Markets

ECB bond scheme doubts lift Bunds, Spanish yields

Published September 25, 2012 Updated September 25, 2012 08:32am

 German tabloid Bild, which did not name its sources, said ECB and Bundesbank in-house lawyers were checking what proportions the programme would have to take on and how long it would have to last for it to breach EU treaties.

 Spanish and Italian yields edged up as the report added to investor nervousness over when the ECB scheme, aimed at lowering the borrowing costs of the euro zone's struggling sovereign issuers, would begin.

 Investors were already jittery over Spain's apparent reluctance to seek a bailout -- a condition for the ECB bond purchases -- and the uncertainty was likely to underpin safe-haven German Bunds in coming days.

"The Bundesbank challenge to the Draghi plan might be giving us a bit of a bid...Anything that could possibly delay the ECB's plans isn't good," a trader said.

The Bund future was last 20 ticks up at 140.60 with German 10-year yields down 1.3 basis points on the day at 1.54 percent.

Worries the euro zone's strongest economy was no longer immune to the debt crisis, after Monday's fall in the German Ifo business sentiment index to its lowest since early 2010, also supported Bunds.

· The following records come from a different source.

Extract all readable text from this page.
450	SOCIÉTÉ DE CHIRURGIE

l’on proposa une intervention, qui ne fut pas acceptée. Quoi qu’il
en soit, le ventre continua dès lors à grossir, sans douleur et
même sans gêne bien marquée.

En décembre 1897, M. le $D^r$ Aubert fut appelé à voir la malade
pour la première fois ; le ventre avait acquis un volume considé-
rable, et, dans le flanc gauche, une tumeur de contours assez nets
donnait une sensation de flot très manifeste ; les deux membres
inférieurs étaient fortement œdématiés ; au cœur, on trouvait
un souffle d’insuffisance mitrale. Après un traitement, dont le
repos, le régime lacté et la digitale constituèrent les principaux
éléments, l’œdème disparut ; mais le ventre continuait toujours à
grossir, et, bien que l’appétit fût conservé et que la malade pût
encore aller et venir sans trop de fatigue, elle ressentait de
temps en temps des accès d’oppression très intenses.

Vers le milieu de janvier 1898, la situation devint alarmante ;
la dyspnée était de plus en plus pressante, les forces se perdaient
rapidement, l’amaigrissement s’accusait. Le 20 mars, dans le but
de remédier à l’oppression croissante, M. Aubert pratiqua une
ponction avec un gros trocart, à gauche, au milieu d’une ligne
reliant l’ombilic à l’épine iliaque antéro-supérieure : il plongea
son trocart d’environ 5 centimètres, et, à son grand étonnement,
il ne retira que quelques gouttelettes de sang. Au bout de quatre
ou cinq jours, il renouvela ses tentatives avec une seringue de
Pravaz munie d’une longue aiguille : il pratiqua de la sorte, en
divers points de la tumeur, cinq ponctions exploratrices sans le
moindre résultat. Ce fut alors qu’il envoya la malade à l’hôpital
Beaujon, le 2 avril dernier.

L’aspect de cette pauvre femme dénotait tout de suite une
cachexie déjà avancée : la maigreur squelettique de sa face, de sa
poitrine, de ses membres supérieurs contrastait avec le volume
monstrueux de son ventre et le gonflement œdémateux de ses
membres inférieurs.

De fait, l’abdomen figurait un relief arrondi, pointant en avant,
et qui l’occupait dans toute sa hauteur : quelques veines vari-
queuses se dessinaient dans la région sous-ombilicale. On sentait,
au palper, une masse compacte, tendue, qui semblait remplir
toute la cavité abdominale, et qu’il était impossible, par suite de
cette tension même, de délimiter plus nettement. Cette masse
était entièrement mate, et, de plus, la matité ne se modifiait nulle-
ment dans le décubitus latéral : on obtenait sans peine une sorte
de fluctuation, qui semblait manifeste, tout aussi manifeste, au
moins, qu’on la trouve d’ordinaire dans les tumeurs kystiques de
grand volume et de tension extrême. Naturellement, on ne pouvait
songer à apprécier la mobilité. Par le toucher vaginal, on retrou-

The main focus remained on Spain, which could face a downgrade of its sovereign debt rating to junk status as Moody's Investors Service is expected to complete a review soon.

 Spanish two-year yields rose 6 bps to 3.16 percent while 10-year yields were up 3 bps at 5.73 percent. Italian counterparts were also slightly higher.

Analysts and traders said investors were wary of pushing prices too far either way given uncertainty over when Madrid would request external aid. EU officials said Prime Minister Mariano Rajoy was not expected to do so before a regional election in his native Galicia on Oct. 21.

A sharp fall in Spanish debt yields had also eased some of the pressure on Madrid to seek assistance but market impatience and the Moody's review could prompt a move, strategists said.  "For now our view is that the pressure is not really high enough on Spain," said Michael Leister, a senior rate strategist at Commerzbank.

"This muddling through by politicians can continue because what we can see is the market seems to respect this 'Draghi put' so everybody is reluctant to go short Spain and Italy because you don't want to be caught by a quick activation of the ECB (bond purchases)."

Th Draghi put refers to the increased market confidence resulting from the ECB's back-stopping the bond market.